Although commonplace today, upholstered furniture was once rare and highly prized, and these older pieces can be very collectable.
Before about 1600, loose cushions were the only thing to come between a sitter and the unforgiving wooden forms and stools then used for seating. In the 17th century, carpenters created the back stool, which was basically a stool with an added back support and padded seat, but this was very much rich men's furniture.
Upholstered seats became widely available only in the 18th century. There were two kinds. The first type to be developed had drop-in seats, which were slotted into the chair frame. Later in the 18th century, stuff-over seats, where the fabric was tacked over the frame itself, were introduced.

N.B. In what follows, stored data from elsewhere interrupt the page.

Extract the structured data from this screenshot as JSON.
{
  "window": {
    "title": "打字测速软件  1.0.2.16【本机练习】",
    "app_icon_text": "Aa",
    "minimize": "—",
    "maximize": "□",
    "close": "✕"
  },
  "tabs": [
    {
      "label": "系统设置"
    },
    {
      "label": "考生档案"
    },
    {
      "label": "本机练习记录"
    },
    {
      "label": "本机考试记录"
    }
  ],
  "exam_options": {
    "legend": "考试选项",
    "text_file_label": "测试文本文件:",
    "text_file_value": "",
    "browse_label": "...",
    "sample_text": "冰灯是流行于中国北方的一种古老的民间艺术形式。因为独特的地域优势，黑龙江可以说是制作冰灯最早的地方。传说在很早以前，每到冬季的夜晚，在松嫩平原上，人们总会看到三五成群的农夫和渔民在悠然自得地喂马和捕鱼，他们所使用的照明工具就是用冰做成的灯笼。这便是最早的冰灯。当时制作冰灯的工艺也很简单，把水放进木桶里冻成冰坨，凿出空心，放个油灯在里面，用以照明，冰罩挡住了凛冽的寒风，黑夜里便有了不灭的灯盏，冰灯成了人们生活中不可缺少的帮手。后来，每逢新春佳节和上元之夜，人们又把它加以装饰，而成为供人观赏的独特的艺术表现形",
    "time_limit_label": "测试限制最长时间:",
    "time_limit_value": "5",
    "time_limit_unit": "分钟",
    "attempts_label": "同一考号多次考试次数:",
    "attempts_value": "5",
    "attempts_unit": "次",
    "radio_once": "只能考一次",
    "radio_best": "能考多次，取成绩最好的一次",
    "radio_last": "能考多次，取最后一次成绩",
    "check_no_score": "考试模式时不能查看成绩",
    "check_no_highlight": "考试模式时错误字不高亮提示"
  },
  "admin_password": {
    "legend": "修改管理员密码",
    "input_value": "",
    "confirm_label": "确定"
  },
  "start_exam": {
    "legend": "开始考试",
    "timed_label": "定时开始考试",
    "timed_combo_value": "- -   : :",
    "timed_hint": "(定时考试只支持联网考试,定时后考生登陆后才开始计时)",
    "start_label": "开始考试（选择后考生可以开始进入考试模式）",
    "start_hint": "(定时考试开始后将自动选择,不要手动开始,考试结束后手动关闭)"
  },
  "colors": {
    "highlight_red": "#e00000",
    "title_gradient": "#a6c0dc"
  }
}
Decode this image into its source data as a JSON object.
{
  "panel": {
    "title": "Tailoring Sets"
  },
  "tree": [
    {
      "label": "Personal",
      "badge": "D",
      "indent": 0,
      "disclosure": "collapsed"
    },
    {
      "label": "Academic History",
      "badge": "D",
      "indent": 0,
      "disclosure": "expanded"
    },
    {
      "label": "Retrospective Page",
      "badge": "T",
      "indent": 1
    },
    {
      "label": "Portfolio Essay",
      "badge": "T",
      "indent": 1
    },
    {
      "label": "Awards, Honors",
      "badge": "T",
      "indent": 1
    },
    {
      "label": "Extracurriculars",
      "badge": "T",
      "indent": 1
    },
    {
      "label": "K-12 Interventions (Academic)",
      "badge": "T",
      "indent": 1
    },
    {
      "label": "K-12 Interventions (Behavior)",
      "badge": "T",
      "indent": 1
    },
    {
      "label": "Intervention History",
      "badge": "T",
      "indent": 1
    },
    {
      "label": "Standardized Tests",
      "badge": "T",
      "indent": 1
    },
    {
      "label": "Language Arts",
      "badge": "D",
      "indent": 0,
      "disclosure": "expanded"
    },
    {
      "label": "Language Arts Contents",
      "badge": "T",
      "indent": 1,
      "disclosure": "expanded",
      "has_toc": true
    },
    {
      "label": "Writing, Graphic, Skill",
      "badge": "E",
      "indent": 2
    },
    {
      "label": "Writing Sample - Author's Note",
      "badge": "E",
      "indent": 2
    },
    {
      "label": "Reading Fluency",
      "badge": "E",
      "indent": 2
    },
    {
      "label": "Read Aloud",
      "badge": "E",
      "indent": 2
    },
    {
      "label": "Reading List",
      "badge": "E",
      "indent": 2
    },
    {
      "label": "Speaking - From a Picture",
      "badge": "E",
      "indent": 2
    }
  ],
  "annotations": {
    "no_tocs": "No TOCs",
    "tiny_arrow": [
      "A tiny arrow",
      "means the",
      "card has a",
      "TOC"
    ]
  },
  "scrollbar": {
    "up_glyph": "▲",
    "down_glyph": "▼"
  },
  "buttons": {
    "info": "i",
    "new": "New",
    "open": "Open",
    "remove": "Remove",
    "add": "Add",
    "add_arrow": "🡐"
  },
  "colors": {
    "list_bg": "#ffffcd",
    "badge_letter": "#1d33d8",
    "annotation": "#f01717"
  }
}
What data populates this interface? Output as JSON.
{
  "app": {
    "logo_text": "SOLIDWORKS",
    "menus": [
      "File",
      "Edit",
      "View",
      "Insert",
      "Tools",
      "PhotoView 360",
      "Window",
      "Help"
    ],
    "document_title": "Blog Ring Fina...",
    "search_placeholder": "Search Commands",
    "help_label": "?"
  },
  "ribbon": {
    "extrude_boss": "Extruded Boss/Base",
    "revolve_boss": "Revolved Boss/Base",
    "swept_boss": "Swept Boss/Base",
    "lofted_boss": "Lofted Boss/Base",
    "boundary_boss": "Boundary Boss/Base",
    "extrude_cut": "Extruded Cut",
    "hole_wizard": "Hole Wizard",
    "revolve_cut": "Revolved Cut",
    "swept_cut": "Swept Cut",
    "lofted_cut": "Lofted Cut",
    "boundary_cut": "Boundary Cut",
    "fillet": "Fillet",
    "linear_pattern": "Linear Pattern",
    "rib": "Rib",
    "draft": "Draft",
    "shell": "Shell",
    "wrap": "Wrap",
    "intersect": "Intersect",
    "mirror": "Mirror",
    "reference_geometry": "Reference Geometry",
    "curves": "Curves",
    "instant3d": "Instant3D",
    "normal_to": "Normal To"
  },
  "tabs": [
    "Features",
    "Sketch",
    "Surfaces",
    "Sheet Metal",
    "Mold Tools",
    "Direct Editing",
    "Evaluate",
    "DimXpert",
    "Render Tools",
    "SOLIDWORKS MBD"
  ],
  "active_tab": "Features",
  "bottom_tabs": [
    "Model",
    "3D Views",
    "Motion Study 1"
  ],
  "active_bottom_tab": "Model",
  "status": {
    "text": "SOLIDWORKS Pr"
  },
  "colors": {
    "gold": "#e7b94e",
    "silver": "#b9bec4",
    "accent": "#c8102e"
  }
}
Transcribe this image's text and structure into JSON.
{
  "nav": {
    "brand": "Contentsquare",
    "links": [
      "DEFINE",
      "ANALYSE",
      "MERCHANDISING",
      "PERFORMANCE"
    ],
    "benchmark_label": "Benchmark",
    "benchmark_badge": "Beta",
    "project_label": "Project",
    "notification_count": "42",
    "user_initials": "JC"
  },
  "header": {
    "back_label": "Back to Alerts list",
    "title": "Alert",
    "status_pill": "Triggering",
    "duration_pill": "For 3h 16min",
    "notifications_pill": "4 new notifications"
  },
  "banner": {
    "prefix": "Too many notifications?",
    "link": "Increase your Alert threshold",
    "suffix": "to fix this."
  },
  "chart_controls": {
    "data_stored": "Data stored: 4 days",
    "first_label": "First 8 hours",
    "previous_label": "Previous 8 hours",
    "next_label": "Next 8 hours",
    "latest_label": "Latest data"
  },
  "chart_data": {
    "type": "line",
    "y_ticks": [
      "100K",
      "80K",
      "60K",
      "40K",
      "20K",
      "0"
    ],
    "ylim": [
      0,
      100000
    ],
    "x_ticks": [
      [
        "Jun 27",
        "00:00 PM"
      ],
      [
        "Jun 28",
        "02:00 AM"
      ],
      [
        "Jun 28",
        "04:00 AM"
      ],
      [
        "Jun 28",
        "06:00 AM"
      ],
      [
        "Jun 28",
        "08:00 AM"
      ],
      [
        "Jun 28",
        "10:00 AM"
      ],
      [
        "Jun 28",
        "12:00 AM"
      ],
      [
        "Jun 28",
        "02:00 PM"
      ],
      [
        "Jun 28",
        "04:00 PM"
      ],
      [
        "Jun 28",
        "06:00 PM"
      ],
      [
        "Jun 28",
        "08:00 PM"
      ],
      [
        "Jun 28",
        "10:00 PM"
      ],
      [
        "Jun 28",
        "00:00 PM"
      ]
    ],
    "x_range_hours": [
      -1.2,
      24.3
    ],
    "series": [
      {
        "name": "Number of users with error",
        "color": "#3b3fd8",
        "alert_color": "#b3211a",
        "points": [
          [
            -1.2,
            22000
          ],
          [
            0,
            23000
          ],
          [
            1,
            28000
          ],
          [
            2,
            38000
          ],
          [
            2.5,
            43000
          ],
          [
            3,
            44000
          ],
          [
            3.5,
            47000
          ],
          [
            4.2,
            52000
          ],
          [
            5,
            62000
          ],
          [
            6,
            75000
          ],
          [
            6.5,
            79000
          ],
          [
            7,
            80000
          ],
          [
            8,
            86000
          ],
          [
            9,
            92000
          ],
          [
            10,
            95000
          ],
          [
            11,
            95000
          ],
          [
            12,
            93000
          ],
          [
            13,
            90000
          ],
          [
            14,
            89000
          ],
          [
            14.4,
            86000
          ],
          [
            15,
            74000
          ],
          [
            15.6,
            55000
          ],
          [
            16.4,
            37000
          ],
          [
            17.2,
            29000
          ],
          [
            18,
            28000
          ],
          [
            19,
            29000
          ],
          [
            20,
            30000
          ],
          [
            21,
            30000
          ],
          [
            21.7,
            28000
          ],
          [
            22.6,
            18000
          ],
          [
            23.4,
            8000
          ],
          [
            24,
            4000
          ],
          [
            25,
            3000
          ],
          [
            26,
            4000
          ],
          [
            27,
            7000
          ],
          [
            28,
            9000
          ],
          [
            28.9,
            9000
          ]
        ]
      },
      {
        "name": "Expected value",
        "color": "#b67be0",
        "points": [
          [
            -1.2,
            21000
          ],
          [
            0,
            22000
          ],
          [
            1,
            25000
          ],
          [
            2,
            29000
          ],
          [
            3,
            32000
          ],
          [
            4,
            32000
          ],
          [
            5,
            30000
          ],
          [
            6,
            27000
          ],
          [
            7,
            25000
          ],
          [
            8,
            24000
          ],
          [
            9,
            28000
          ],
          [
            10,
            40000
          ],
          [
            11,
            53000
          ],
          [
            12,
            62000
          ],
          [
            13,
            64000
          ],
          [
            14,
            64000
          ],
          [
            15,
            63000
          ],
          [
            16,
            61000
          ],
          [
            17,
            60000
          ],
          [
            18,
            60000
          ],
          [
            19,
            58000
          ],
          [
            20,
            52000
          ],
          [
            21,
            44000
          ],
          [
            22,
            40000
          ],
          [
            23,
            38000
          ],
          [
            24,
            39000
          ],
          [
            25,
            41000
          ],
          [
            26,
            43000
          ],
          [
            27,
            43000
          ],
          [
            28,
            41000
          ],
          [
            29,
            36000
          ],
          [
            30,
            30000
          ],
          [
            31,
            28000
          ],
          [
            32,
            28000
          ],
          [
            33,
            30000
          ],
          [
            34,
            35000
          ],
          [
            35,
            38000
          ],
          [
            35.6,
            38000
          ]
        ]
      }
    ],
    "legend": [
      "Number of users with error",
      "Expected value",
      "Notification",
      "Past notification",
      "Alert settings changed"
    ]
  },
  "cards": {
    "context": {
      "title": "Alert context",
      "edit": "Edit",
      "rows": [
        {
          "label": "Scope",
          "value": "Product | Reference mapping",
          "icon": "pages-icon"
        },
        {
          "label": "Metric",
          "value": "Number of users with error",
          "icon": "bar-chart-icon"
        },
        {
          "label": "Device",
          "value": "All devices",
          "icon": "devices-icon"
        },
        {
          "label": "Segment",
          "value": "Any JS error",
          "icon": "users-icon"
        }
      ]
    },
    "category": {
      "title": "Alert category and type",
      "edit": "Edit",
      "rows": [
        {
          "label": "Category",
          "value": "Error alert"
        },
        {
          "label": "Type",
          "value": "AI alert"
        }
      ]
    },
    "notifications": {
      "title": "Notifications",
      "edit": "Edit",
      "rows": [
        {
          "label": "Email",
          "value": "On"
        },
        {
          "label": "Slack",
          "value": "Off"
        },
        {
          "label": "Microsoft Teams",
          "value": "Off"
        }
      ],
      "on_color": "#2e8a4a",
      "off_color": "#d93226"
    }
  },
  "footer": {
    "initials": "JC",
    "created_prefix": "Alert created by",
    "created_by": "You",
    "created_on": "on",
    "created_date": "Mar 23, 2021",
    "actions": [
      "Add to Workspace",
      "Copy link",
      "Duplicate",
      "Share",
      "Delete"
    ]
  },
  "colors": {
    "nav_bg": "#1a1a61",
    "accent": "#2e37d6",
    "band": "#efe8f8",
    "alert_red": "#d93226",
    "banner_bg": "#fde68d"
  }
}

Although all kinds of materials - grass, rushes, wool and feathers among them - were used for stuffing, the standard material was horsehair, held in place by woven
saddle maker's webbing and hessian. This was covered with linen and the main upholstery fabric was then tacked over the top.
The grandest chairs were covered in silk and velvet and sometimes brocaded with gold and silver
thread. The most typical early finish, though was turkey work, where wool was knotted on a canvas to give a pile like that on
imported Turkish carpets.
Needlework, often done by the lady of the house was
also used in the 18th century, as was damask, while leather was first employed in about 1800. In the 18th century, it was common for the upholstery to cost several times more than the frame. As a result, it was usually protected with a loose case cover. This practice continued well into Victorian times.
In the 19th century, the trend was for padding and stuffing in upholstered chairs to be more and more opulent, as upholstered chairs came to be seen increasingly as a sign of prestige. Various trimmings, such as fringes,
gathered borders and tassels, were added to increase the sense of wealth.
The use of coiled springs in seats, patented in
1828, altered the outline of chairs, giving them much deeper seats and backs. The
springs were held in place by deep-set buttons. These created an attractive pattern of pleats in the covering material, which in turn became a decorative feature in its own right.
Victorian chairs were typically covered with patterned velvets and damasks, with leather or with plush, which was a long-piled velvet much in favour at the period. Cotton chintzes were also used, for a lighter, feminine look.
Padded seats and backs made chairs more comfortable, while the use of rich fabrics to cover them created exciting new decorative opportunities.
Drawing-room chairs in the 18th and early 19th centuries were generally made of mahogany and were sold in matching sets or in suites. These suites could be quite grand,
especially early on, when they would include a sofa or chaise
longue, two easy chairs - a large 'grandfather' chair with arms and a smaller 'grandmother' chair without - and six or more side chairs, usually with the balloon backs that were popular at the end of the 18th century and often revived after that.
Such suites are rarely found complete today, and will be two or three times the total price of their component parts, but single chairs can still be had at reasonable prices. Antique dealers tend to specialize in Georgian or Regency examples; Victorian ones are best bought at auction or from a more general furniture dealer. Country house sales are a good source.
The price of a single chair depends largely on its condition and age. Recently re-upholstered chairs tend to be devalued, though not as much as those that retain original upholstery which is in good condition. Ripped and badly worn fabric, sagging webbing or bursting springs are best avoided. Generally 18th-century chairs will cost more than later ones, but remember that Georgian styles were widely reproduced in the 19th century. Copies often have skimpier legs than the originals.